Automatic detection and prediction of nAMD activity change in retinal OCT using Siamese networks and Wasserstein Distance for ordinality
This work addresses the need for timely treatment management in nAMD, a leading cause of vision loss in older adults, by providing automated tools for severity change detection and prediction, though it is incremental as it builds on existing deep learning methods for medical imaging.
The paper tackled the problem of detecting and predicting changes in neovascular age-related macular degeneration (nAMD) severity from longitudinal retinal OCT scans, using a Vision Transformer-based Siamese network for detection and a Wasserstein Distance-based loss for forecasting, with both models ranking high on a public challenge leaderboard.
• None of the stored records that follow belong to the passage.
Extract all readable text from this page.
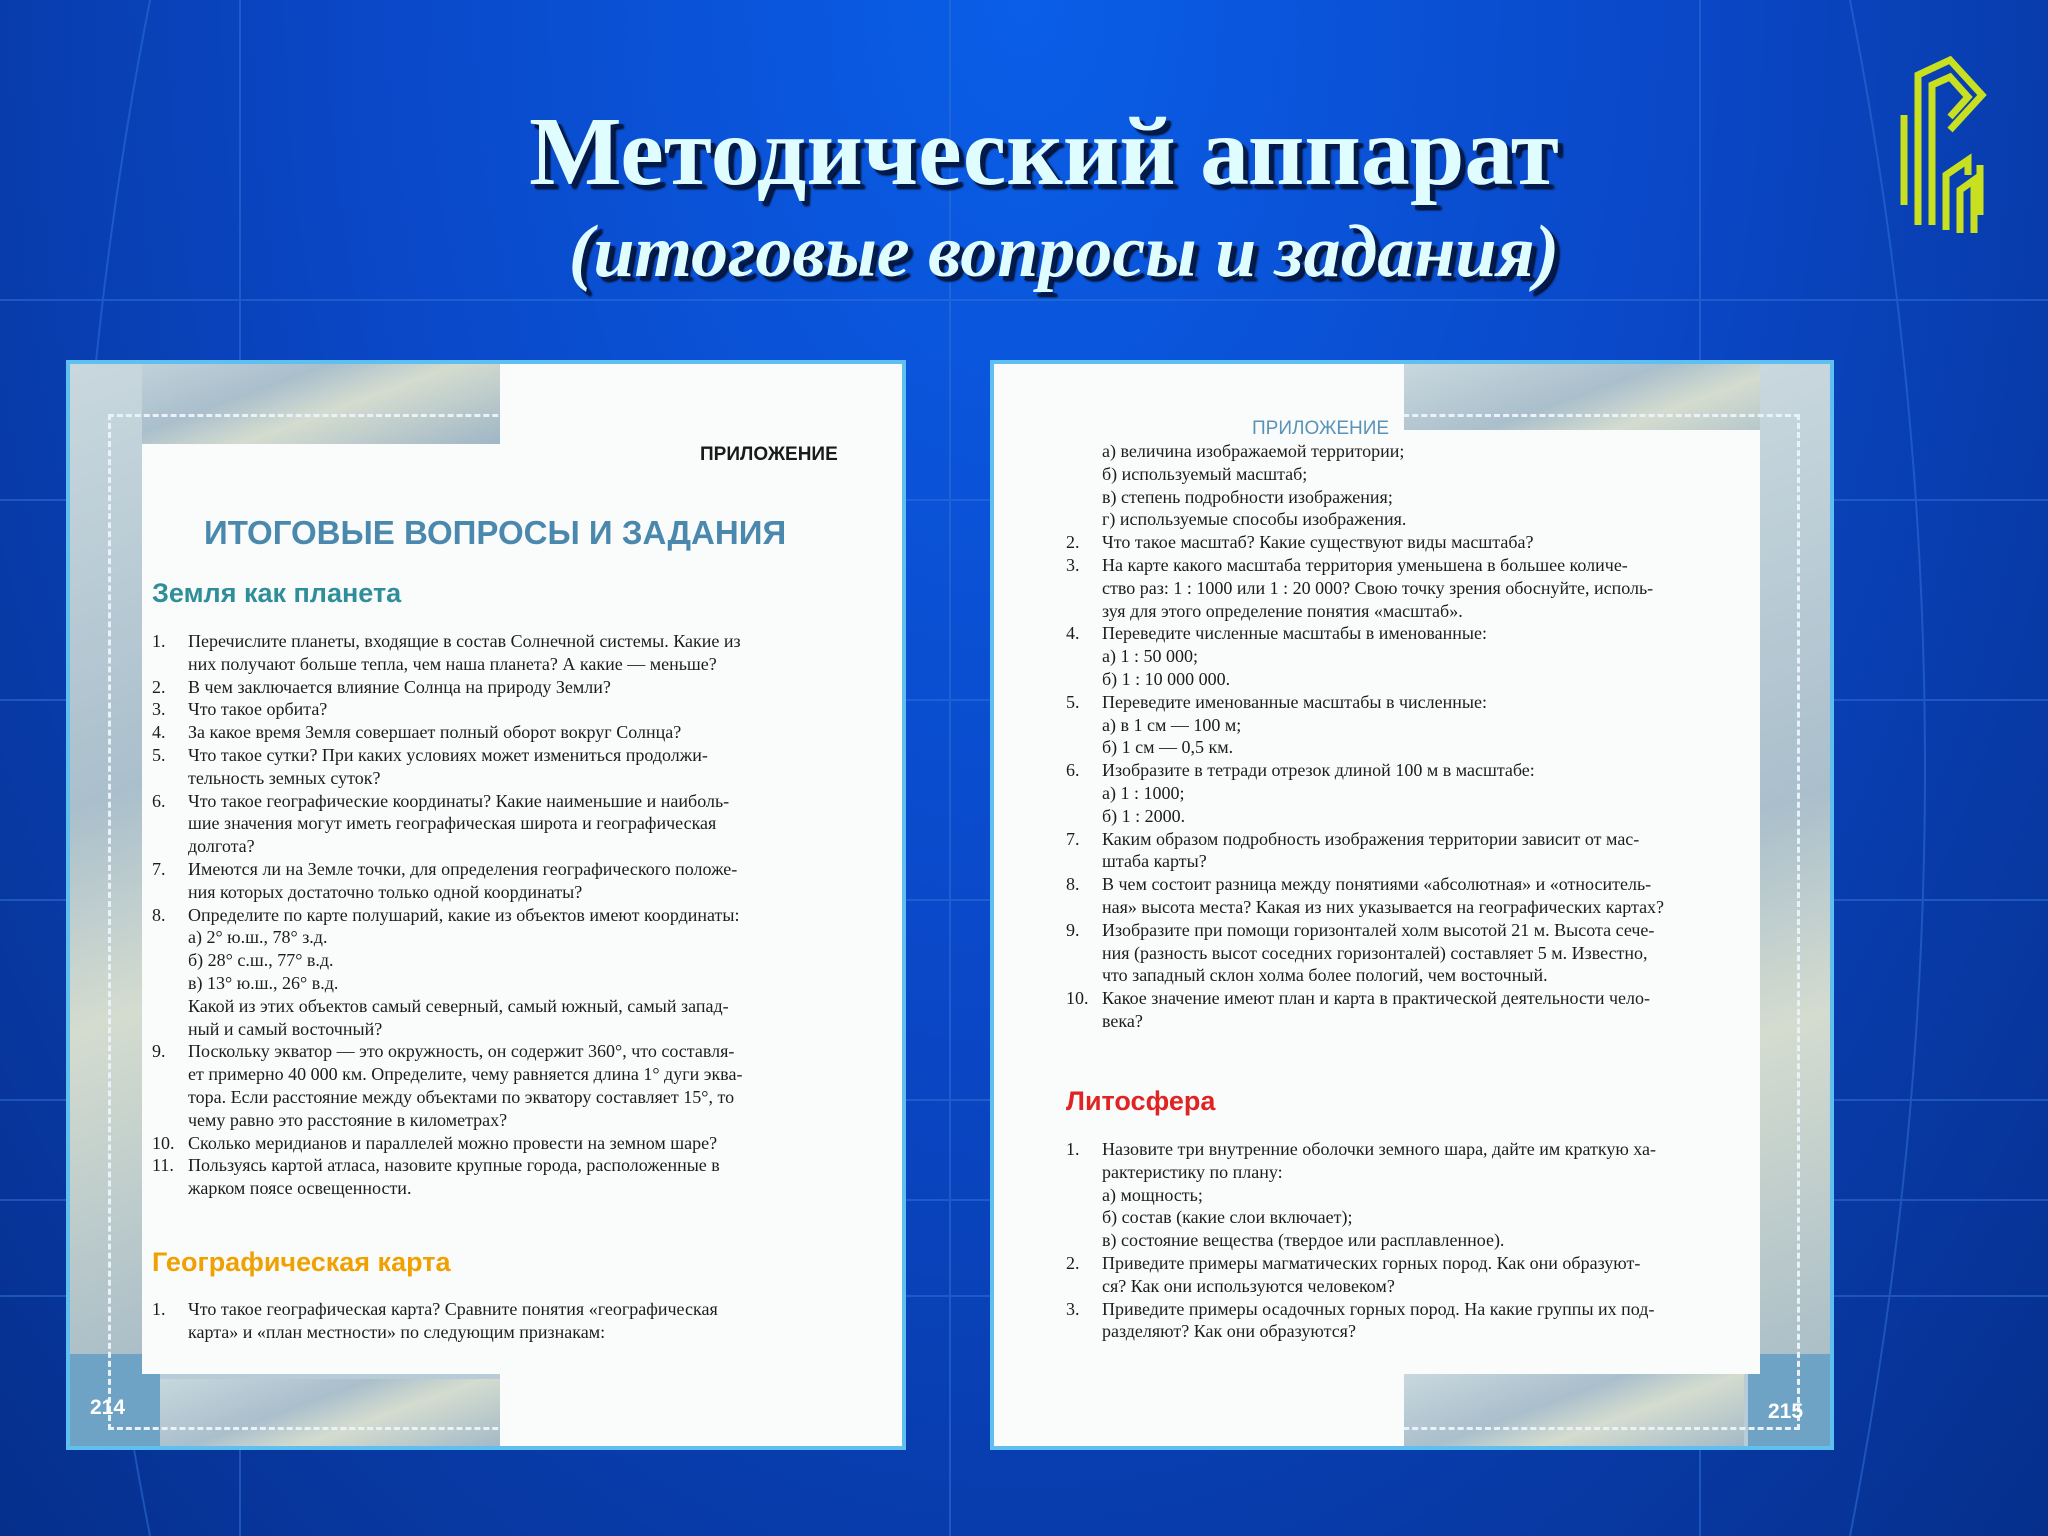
Методический аппарат
(итоговые вопросы и задания)
ПРИЛОЖЕНИЕ
ИТОГОВЫЕ ВОПРОСЫ И ЗАДАНИЯ
Земля как планета
1.	Перечислите планеты, входящие в состав Солнечной системы. Какие из
них получают больше тепла, чем наша планета? А какие — меньше?
2.	В чем заключается влияние Солнца на природу Земли?
3.	Что такое орбита?
4.	За какое время Земля совершает полный оборот вокруг Солнца?
5.	Что такое сутки? При каких условиях может измениться продолжи-
тельность земных суток?
6.	Что такое географические координаты? Какие наименьшие и наиболь-
шие значения могут иметь географическая широта и географическая
долгота?
7.	Имеются ли на Земле точки, для определения географического положе-
ния которых достаточно только одной координаты?
8.	Определите по карте полушарий, какие из объектов имеют координаты:
а) 2° ю.ш., 78° з.д.
б) 28° с.ш., 77° в.д.
в) 13° ю.ш., 26° в.д.
Какой из этих объектов самый северный, самый южный, самый запад-
ный и самый восточный?
9.	Поскольку экватор — это окружность, он содержит 360°, что составля-
ет примерно 40 000 км. Определите, чему равняется длина 1° дуги эква-
тора. Если расстояние между объектами по экватору составляет 15°, то
чему равно это расстояние в километрах?
10. Сколько меридианов и параллелей можно провести на земном шаре?
11. Пользуясь картой атласа, назовите крупные города, расположенные в
жарком поясе освещенности.
Географическая карта
1.	Что такое географическая карта? Сравните понятия «географическая
карта» и «план местности» по следующим признакам:
214
ПРИЛОЖЕНИЕ
а) величина изображаемой территории;
б) используемый масштаб;
в) степень подробности изображения;
г) используемые способы изображения.
2.	Что такое масштаб? Какие существуют виды масштаба?
3.	На карте какого масштаба территория уменьшена в большее количе-
ство раз: 1 : 1000 или 1 : 20 000? Свою точку зрения обоснуйте, исполь-
зуя для этого определение понятия «масштаб».
4.	Переведите численные масштабы в именованные:
а) 1 : 50 000;
б) 1 : 10 000 000.
5.	Переведите именованные масштабы в численные:
а) в 1 см — 100 м;
б) 1 см — 0,5 км.
6.	Изобразите в тетради отрезок длиной 100 м в масштабе:
а) 1 : 1000;
б) 1 : 2000.
7.	Каким образом подробность изображения территории зависит от мас-
штаба карты?
8.	В чем состоит разница между понятиями «абсолютная» и «относитель-
ная» высота места? Какая из них указывается на географических картах?
9.	Изобразите при помощи горизонталей холм высотой 21 м. Высота сече-
ния (разность высот соседних горизонталей) составляет 5 м. Известно,
что западный склон холма более пологий, чем восточный.
10. Какое значение имеют план и карта в практической деятельности чело-
века?
Литосфера
1.	Назовите три внутренние оболочки земного шара, дайте им краткую ха-
рактеристику по плану:
а) мощность;
б) состав (какие слои включает);
в) состояние вещества (твердое или расплавленное).
2.	Приведите примеры магматических горных пород. Как они образуют-
ся? Как они используются человеком?
3.	Приведите примеры осадочных горных пород. На какие группы их под-
разделяют? Как они образуются?
215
Neovascular age-related macular degeneration (nAMD) is a leading cause of vision loss among older adults, where disease activity detection and progression prediction are critical for nAMD management in terms of timely drug administration and improving patient outcomes. Recent advancements in deep learning offer a promising solution for predicting changes in AMD from optical coherence tomography (OCT) retinal volumes. In this work, we proposed deep learning models for the two tasks of the public MARIO Challenge at MICCAI 2024, designed to detect and forecast changes in nAMD severity with longitudinal retinal OCT. For the first task, we employ a Vision Transformer (ViT) based Siamese Network to detect changes in AMD severity by comparing scan embeddings of a patient from different time points. To train a model to forecast the change after 3 months, we exploit, for the first time, an Earth Mover (Wasserstein) Distance-based loss to harness the ordinal relation within the severity change classes. Both models ranked high on the preliminary leaderboard, demonstrating that their predictive capabilities could facilitate nAMD treatment management.